Güncelleme Tarihi: 11 Ağustos 2022 Perşembe 10:24:00

Cumhurbaşkanlığı İletişim Başkanı Fahrettin Altun, kamu diplomasisinin imkan ve kabiliyetlerini kullanarak iletişim ve enformasyon alanında Türkiye'yi dünyada etkin güçlerden biri haline getirmek istediklerini belirterek, 'Bu noktada bölgede ve dünyada bir enformasyon merkez üssü olmak istiyoruz.' dedi.

Altun, bir otelde düzenlenen 13. Büyükelçiler Konferansı'nda yaptığı konuşmada, Türkiye'nin uluslararası alanda tezlerinin daha iyi anlatılması ve Türkiye'ye karşı dezenformasyonla mücadele edilmesi konusunda Dışişleri Bakanlığı ile örnek bir iş birliği ve koordinasyon içerisinde olduklarını söyledi.

Uluslararası sistemde yaşanan dönüşümün beraberinde iletişim temelli bir mücadeleyi de ortaya çıkardığını vurgulayan Altun, şöyle konuştu:

"Bunu hepimiz bütün faaliyetlerimizde görüyoruz, yaşıyoruz. Artık enformasyon savaşları çok hızlı bir şekilde karşımıza çıkıyor ve konvansiyonel savaşların bir parçası haline gelmiş durumda. Enformasyon savaşları giderek dezenformasyon savaşlarına dönüşmekte ve dezenformasyon savaşları eşliğinde uluslararası alanda çatışmalar ve savaşlar sürmekte. Rusya ve Ukrayna arasında yaşanan savaş aslında bize bir taraftan da ne denli yoğun bir dezenformasyon savaşının da uluslararası alanı tahakküm altına alabileceğini gösterdi. Dezenformasyon operasyonları günden güne daha örgütlü, daha kurumsal bir hale gelmeye başlamış ve uluslararası ilişkilerin ne yazık ki bir parçası halini almış durumda."

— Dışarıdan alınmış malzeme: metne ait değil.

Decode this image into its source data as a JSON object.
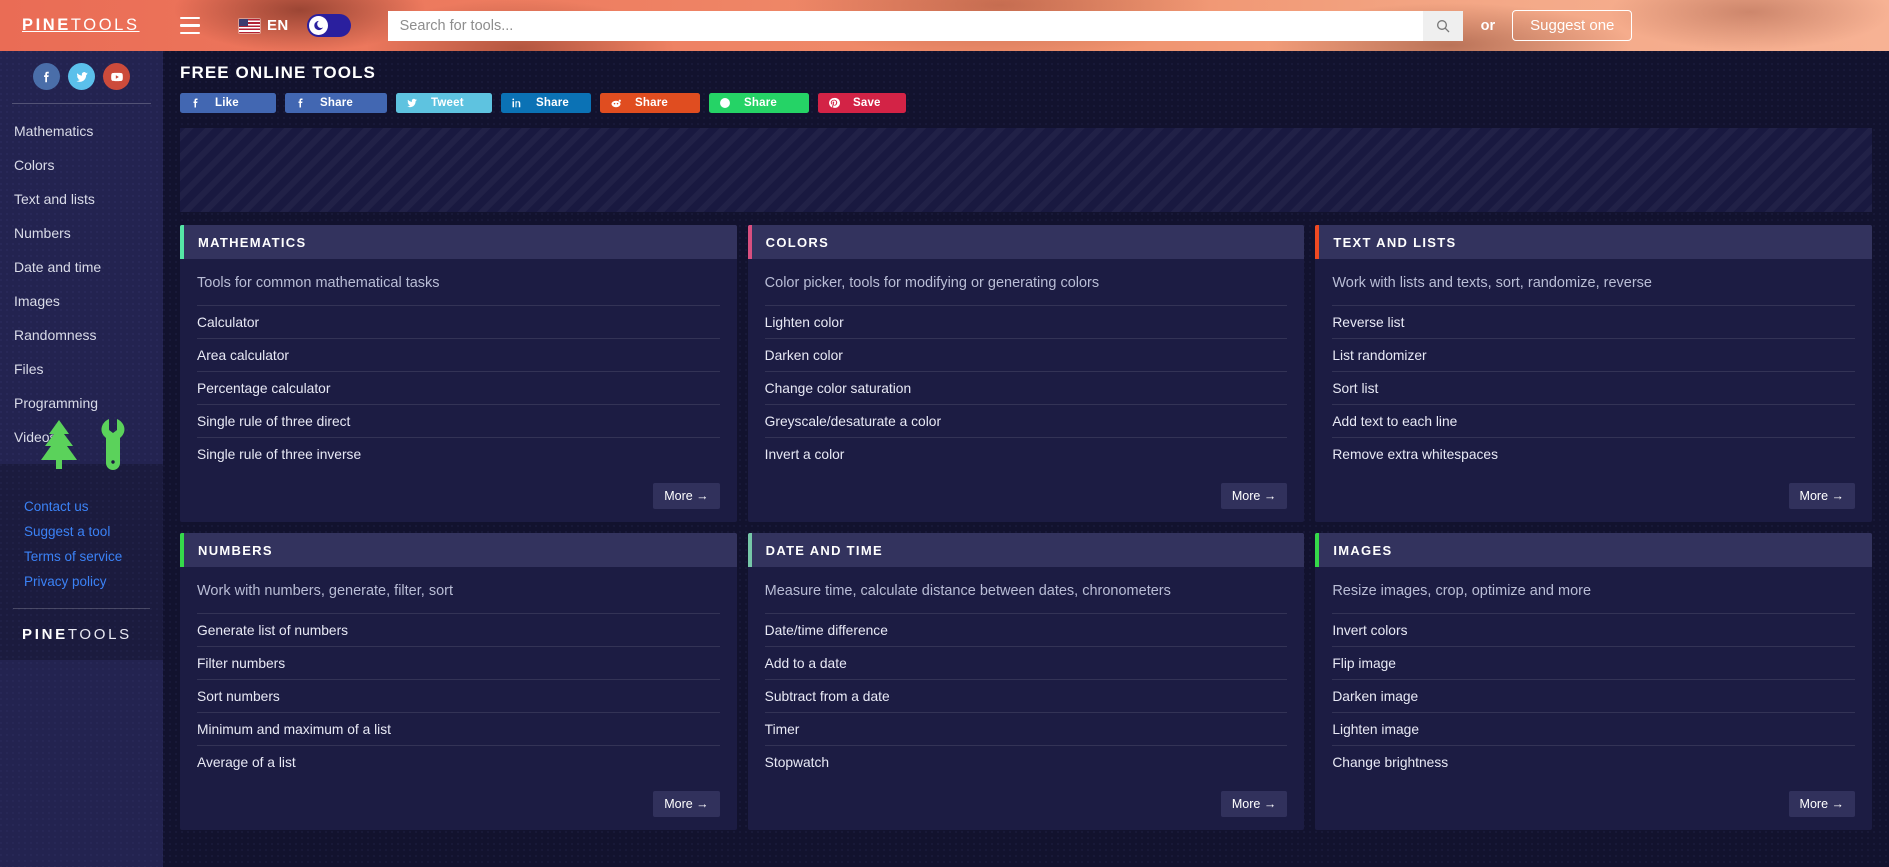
{
  "topbar": {
    "logo_bold": "PINE",
    "logo_light": "TOOLS",
    "menu_icon": "hamburger-icon",
    "language": "EN",
    "flag_icon": "us-flag-icon",
    "darkmode_icon": "moon-icon",
    "search_placeholder": "Search for tools...",
    "search_value": "",
    "search_icon": "magnifier-icon",
    "or_label": "or",
    "suggest_label": "Suggest one"
  },
  "sidebar": {
    "social": [
      {
        "name": "facebook",
        "icon": "facebook-icon",
        "color": "#4a6ea9"
      },
      {
        "name": "twitter",
        "icon": "twitter-icon",
        "color": "#5bc0eb"
      },
      {
        "name": "youtube",
        "icon": "youtube-icon",
        "color": "#cc4b3b"
      }
    ],
    "nav": [
      "Mathematics",
      "Colors",
      "Text and lists",
      "Numbers",
      "Date and time",
      "Images",
      "Randomness",
      "Files",
      "Programming",
      "Videos"
    ],
    "brand_icons": [
      {
        "icon": "pine-tree-icon",
        "color": "#5bd25b"
      },
      {
        "icon": "wrench-icon",
        "color": "#5bd25b"
      }
    ],
    "footer_links": [
      "Contact us",
      "Suggest a tool",
      "Terms of service",
      "Privacy policy"
    ],
    "footer_logo_bold": "PINE",
    "footer_logo_light": "TOOLS"
  },
  "main": {
    "page_title": "FREE ONLINE TOOLS",
    "share_buttons": [
      {
        "label": "Like",
        "icon": "facebook-icon",
        "class": "sb-facebook-like",
        "color": "#4267b2"
      },
      {
        "label": "Share",
        "icon": "facebook-icon",
        "class": "sb-facebook-share",
        "color": "#4267b2"
      },
      {
        "label": "Tweet",
        "icon": "twitter-icon",
        "class": "sb-twitter",
        "color": "#5ec3e0"
      },
      {
        "label": "Share",
        "icon": "linkedin-icon",
        "class": "sb-linkedin",
        "color": "#0b72b5"
      },
      {
        "label": "Share",
        "icon": "reddit-icon",
        "class": "sb-reddit",
        "color": "#e04d20"
      },
      {
        "label": "Share",
        "icon": "whatsapp-icon",
        "class": "sb-whatsapp",
        "color": "#25d366"
      },
      {
        "label": "Save",
        "icon": "pinterest-icon",
        "class": "sb-pinterest",
        "color": "#d32346"
      }
    ],
    "more_label": "More →",
    "cards": [
      {
        "title": "MATHEMATICS",
        "accent": "#55e6a5",
        "description": "Tools for common mathematical tasks",
        "links": [
          "Calculator",
          "Area calculator",
          "Percentage calculator",
          "Single rule of three direct",
          "Single rule of three inverse"
        ]
      },
      {
        "title": "COLORS",
        "accent": "#d94f7f",
        "description": "Color picker, tools for modifying or generating colors",
        "links": [
          "Lighten color",
          "Darken color",
          "Change color saturation",
          "Greyscale/desaturate a color",
          "Invert a color"
        ]
      },
      {
        "title": "TEXT AND LISTS",
        "accent": "#f04a22",
        "description": "Work with lists and texts, sort, randomize, reverse",
        "links": [
          "Reverse list",
          "List randomizer",
          "Sort list",
          "Add text to each line",
          "Remove extra whitespaces"
        ]
      },
      {
        "title": "NUMBERS",
        "accent": "#35d94a",
        "description": "Work with numbers, generate, filter, sort",
        "links": [
          "Generate list of numbers",
          "Filter numbers",
          "Sort numbers",
          "Minimum and maximum of a list",
          "Average of a list"
        ]
      },
      {
        "title": "DATE AND TIME",
        "accent": "#76c7a8",
        "description": "Measure time, calculate distance between dates, chronometers",
        "links": [
          "Date/time difference",
          "Add to a date",
          "Subtract from a date",
          "Timer",
          "Stopwatch"
        ]
      },
      {
        "title": "IMAGES",
        "accent": "#35d94a",
        "description": "Resize images, crop, optimize and more",
        "links": [
          "Invert colors",
          "Flip image",
          "Darken image",
          "Lighten image",
          "Change brightness"
        ]
      }
    ]
  }
}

"TÜRKİYE BUGÜN İTİBARIYLA DÜZEN KURUCU ÜLKE KONUMUNDA"

Altun, bu süreçte sosyal medya temelli operasyonların ülkelerin iç politikalarına müdahale aracı haline geldiğine dikkati çekerek, "Türkiye bu süreçten en fazla etkilenen, bu anlamda sistematik dezenformasyon kampanyalarına en fazla maruz kalan ülke konumunda. İletişim temelli bir dönüşümün yaşandığı, iletişimin uluslararası alanı tahakküm altına almaya başladığı bu süreçte önemli başka bir unsur da ülkelerin marka değeri ve kamu diplomasisi faaliyetlerinin ekonomik ve siyasi ilişkiler açısından giderek daha merkezi bir hal alması olmuştur." diye konuştu.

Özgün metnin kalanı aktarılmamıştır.